Léon XIV vu par un poids lourd du Sacré-Collège

Cardinal Fernando Filoni, en Grand Maître de l'Ordre Equestre du Saint-Sépulcre
Figure incontournable du Palais apostolique et fin connaisseur des arcanes du Vatican, le cardinal Fernando Filoni vient de partager sa vision d’un nouveau pontificat qui, à lire entre les lignes devrait être sensiblement différent de celui qui s’est achevé par le rappel à Dieu du pape François au lendemain de Pâques.
A 79 ans, le cardinal Filoni peut se targuer d’appartenir au club très fermé des « faiseurs de pape ». Italien respecté, Substitut de la secrétairerie d’Etat sous Benoît XVI puis préfet de la Congrégation pour l’évangélisation des peuples – un des dicastères les plus importants de la Curie réformée – il ne cache pas sa satisfaction au Figaro de la récente élection au souverain pontificat du pape Léon XIV, un choix dans lequel il ne semble pas avoir joué un rôle de second plan.
Commentant sa première apparition à la loggia, le cardinal Filoni insiste sur le fait que Léon XIV a placé la paix au cœur de son message : une façon de démarquer le nouveau pontife du précédent, en insistant sur le souci d’“unité” et de “réconciliation” du premier pape américain qui a, dès sa prise de fonctions, sollicité les conseils des cardinaux et insisté sur le rôle central de la curie romaine dans son gouvernement.

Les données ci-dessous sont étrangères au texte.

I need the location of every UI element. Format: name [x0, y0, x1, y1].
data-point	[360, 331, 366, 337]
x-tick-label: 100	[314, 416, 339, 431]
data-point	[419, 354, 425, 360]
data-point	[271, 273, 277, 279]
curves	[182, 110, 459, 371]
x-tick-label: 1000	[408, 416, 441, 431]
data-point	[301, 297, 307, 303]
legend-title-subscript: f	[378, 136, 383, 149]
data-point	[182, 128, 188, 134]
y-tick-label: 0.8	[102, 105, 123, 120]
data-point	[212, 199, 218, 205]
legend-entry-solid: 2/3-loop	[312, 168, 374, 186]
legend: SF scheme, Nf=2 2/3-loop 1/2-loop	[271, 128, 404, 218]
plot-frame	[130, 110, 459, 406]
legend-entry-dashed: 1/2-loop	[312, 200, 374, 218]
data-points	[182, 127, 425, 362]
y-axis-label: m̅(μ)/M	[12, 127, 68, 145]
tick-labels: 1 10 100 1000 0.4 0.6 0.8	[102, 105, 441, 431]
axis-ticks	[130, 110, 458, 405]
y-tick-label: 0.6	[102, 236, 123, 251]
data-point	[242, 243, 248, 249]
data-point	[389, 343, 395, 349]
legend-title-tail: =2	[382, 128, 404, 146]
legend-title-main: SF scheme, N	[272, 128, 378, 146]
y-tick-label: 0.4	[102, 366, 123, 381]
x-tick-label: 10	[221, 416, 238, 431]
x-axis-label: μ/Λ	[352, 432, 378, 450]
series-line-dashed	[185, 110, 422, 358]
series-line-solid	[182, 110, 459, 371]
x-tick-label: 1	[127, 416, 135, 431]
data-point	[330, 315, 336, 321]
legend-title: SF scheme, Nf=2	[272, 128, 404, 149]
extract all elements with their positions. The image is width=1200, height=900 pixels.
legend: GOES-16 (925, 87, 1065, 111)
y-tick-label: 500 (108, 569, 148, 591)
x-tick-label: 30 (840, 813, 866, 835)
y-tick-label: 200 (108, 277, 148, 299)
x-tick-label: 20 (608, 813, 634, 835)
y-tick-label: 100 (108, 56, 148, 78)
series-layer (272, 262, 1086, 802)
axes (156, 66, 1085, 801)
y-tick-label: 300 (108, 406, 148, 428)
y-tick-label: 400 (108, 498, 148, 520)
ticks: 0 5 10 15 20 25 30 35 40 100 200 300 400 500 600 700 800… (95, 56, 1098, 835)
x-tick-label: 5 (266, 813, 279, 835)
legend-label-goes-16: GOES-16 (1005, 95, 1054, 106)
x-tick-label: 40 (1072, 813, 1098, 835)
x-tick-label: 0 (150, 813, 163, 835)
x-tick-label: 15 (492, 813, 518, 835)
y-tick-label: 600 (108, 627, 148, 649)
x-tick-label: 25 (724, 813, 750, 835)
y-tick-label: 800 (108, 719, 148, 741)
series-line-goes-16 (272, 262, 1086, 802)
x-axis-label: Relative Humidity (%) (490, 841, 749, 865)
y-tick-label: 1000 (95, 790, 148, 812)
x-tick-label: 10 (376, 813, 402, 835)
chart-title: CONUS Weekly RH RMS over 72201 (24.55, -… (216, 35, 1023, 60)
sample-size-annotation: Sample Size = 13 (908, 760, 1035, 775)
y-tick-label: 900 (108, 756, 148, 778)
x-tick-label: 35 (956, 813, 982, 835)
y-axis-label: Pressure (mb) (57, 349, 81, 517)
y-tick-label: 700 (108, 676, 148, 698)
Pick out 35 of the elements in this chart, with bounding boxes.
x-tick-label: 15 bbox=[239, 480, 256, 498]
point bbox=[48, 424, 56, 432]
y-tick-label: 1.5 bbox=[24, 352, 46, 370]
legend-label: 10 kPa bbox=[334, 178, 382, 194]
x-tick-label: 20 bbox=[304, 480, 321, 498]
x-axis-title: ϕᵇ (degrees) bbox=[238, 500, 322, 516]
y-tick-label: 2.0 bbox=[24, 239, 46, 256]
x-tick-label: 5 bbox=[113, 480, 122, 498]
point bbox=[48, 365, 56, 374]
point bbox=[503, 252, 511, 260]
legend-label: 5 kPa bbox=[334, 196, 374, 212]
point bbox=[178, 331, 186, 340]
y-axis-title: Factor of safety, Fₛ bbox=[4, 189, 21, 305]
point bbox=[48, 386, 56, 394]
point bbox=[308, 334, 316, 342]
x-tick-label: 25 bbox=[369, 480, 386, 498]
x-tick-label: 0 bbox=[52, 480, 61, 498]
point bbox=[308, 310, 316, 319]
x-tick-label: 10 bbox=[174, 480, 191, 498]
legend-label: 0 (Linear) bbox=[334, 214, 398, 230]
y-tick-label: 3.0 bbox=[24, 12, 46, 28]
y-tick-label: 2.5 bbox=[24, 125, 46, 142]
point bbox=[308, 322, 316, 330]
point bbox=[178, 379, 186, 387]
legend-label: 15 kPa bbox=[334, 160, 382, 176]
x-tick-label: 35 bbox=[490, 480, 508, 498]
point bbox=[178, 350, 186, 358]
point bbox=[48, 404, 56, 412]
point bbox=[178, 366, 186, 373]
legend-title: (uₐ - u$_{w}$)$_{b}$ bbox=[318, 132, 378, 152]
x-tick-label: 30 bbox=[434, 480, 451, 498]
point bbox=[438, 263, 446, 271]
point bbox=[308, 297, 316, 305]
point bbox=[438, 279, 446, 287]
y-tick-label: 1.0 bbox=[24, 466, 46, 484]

Pour le haut prélat, ce double mouvement – ouverture et valorisation de la Curie – laisse entrevoir une gouvernance plus équilibrée, moins centrée sur la figure du pontife seul. Il est intéressant de voir comment le cardinal Filoni décrypte les priorités qui émergent de ce pontificat.
A l’écouter, Léon XIV, conscient des discussions nourries des congrégations du pré-conclave, a déclaré qu’il « n’oublierait rien » de ces échanges où « on avait beaucoup parlé, et de tout ! ». Cette écoute attentive des cardinaux, témoigne d’une volonté autre par rapport au pontife argentin : « Les cardinaux savent très bien que le choix de Léon XIV est le fruit d’une vision commune : fidélité à la tradition, sensibilité aux réalités quotidiennes », explique le cardinal.
Un pontificat de recentrage peut-être, concevant la synodalité d’une manière un peu différente que le pape François : ainsi, si le pontificat de François fut marqué par une synodalité parfois perçue comme « trop horizontale », selon les mots de Mgr Filoni, celui de Léon XIV devrait rétablir une « communion » plus profonde entre le Pasteur suprême et les Eglises locales.
« Léon XIV aura toutefois besoin d’un certain temps pour régler au mieux la vie de sa Curie », précise le cardinal, conscient des mutations nécessaires – qui se font généralement lentement et sans brusquer les choses, dans la tradition vaticane – pour adapter cet organe de gouvernement aux attentes du nouveau pontificat.
Là où, selon le cardinal Filoni, le pontife argentin privilégiait une synodalité parfois perçue comme « miracolistica » – cherchant des solutions rapides aux problèmes les plus complexes –, Léon XIV semble vouloir rétablir un équilibre entre tradition et modernité, entre autorité pontificale et collégialité épiscopale.
Et le haut prélat d’enfoncer le clou en expliquant que le « rééquilibrage » que devrait effectuer Léon XIV ne signifie pas un rejet de l’héritage de François, mais plutôt une « réinterprétation » de ses « intuitions » dans un cadre plus structuré.
Une façon courtoise mais assez nette de dire que, oltretevere, le vent a tourné et que la barque de Pierre allait devoir fixer un nouveau cap. Pour la plus grande gloire de Dieu et le salut des âmes, espérons-le. Mais il est trop tôt pour dire d’où ce vent soufflera et dans quelle direction il se dirigera.